To see or not to see a bow shock

Identifying bow shocks with Hα allsky surveys

¹ Astrophysics Research Institute, Liverpool John Moores University, Twelve Quays House, Egerton Wharf, Birkenhead CH41 1LD, UK e-mail: db@astro.livjm.ac.uk
² Astronomical Institute, University of Bochum, Universitätsstrasse 150, 44780 Bochum, Germany e-mail: dbomans@astro.rub.de

Received: 7 April 2004
Accepted: 28 April 2005

Abstract

OB-stars have the highest luminosities and strongest stellar winds of all stars, which enables them to interact strongly with their surrounding ISM, thus creating bow shocks. These offer us an ideal opportunity to learn more about the ISM. They were first detected and analysed around runaway OB-stars using the IRAS allsky survey by van Buren et al. (1995, AJ, 110, 2614). Using the geometry of such bow shocks information concerning the ISM density and its fluctuations can be gained from such infrared observations. As to help to improve the bow shock models, additional observations at other wavelengths, e.g. Hα, are most welcome. However due to their low velocity these bow shocks have a size of ∼1°, and could only be observed as a whole with great difficulties. In the light of the new Hα allsky surveys (SHASSA/VTSS) this is no problem any more. We developed different methods to detect bow shocks, e.g. the improved determination of their symmetry axis with radial distance profiles. Using two Hα-allsky surveys (SHASSA/VTSS), we searched for bow shocks and compared the different methods.

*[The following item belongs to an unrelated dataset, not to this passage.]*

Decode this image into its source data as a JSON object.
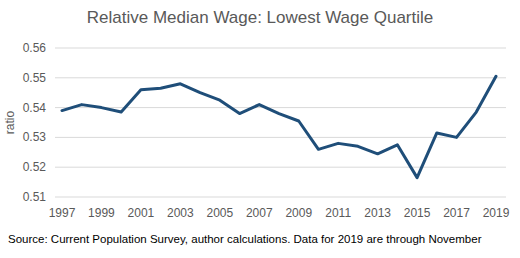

From our sample we conclude, that the correlation between the direction of both proper motion and the symmetry axis determined with radial distance profile is the most promising detection method. We found eight bow shocks around HD 17505, HD 24430, HD 48099, HD 57061, HD 92206, HD 135240, HD 149757, and HD 158186 from 37 candidates taken from van Buren et al. (1995, AJ, 110, 2614). Additionally to the traditional determination of ISM parameters using the standoff distance of the bow shock, another approach was chosen, using the thickness of the bow-shock layer. Both methods lead to the same results, yielding densities (∼1 cm^-3) and the maximal temperatures (∼10⁴ K), that fit well to the up–to–date picture of the Warm Ionised Medium.